5 and 2 is also 10, so everything is balanced. Try another combustion reaction. Ethanol plus oxygen gas produces carbon dioxide and water. CO2 and water are always the products for a combustion reaction.
So let's begin. Let's start by balancing the number of carbon atoms. Notice that we have two carbon atoms on the left, so we need to put a 2 in front of CO2.
Now how many hydrogen atoms do we have on the left side? We have 5 plus 1, so we have a total of 6. So what number do we need to put in front of H2O? 6 divided by 2 is 3, so we need 3 water molecules, so that we have 6 hydrogen atoms on both sides.
So now, let's move on to the oxygen atoms. In the two CO2 molecules, 2 times 2 is 4, so we have 4 oxygen atoms there. 3 times 1 is 3, so we have 3 oxygens in the 3 water molecules.
Notice that we have an oxygen in ethanol. So, we need a total of 7 oxygen atoms on both sides. So what number goes here?

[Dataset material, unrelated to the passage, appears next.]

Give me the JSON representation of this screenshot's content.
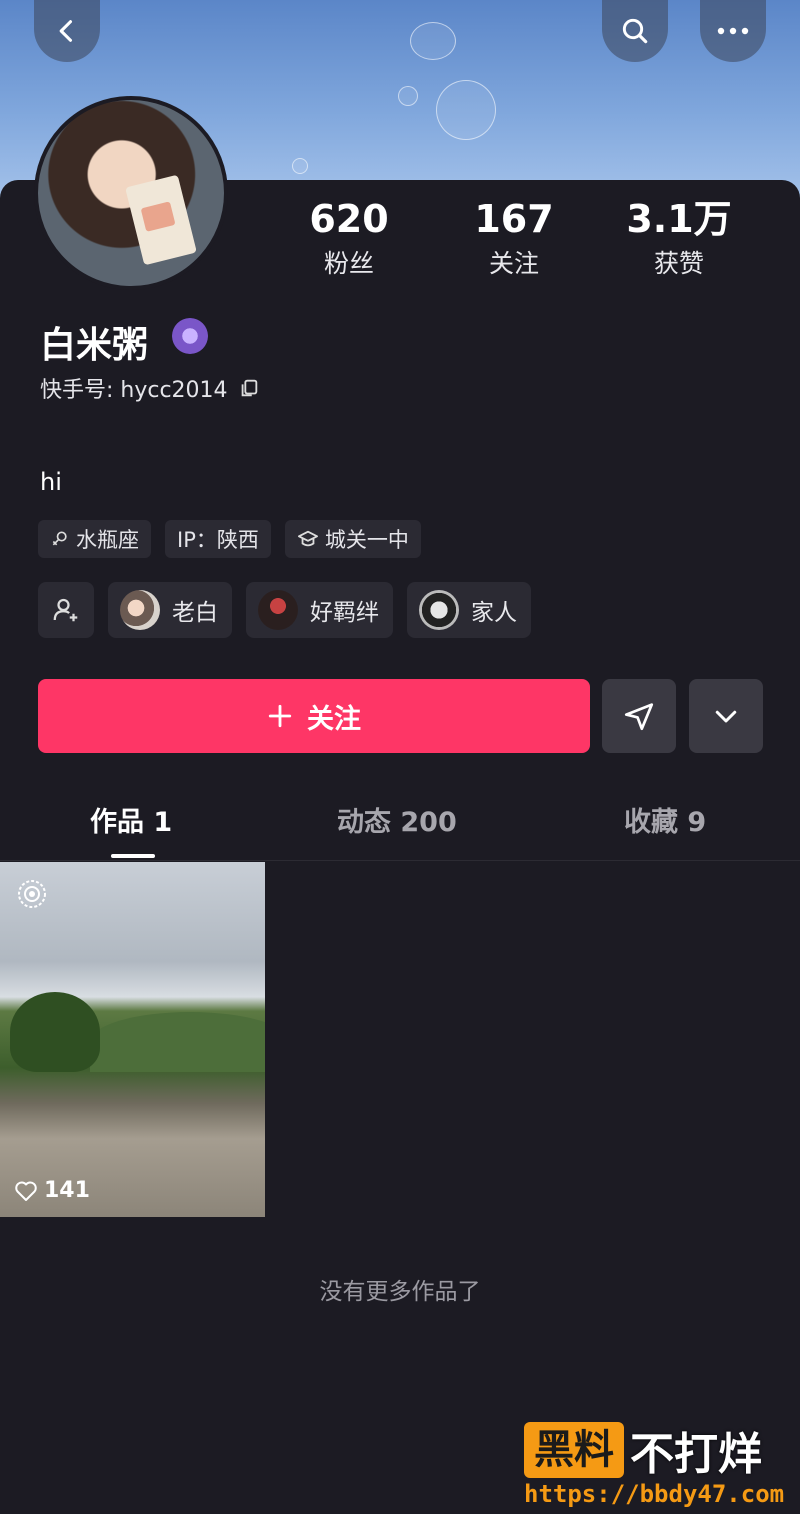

Let's call it x. So 1 plus x equals 4 plus 3. 4 plus 3 is 7. 1 plus what number is 7? That missing number is 6. 7 minus 1 is 6. So we need 6 oxygen atoms from O2. 6 divided by 2 is 3. So we've got to put a 3 in front of O2. So now everything is balanced.
We have 2 carbon atoms on both sides, 6 hydrogen atoms, and a total of 7. 3 times 2 is 6, plus 1, that gives us 7. 2 and 2 is 4, 3 and 1 is 3, 4 and 3 is 7. So everything is equal, and the reaction is now balanced. So that is it for this video. Thanks for watching, and have a great day.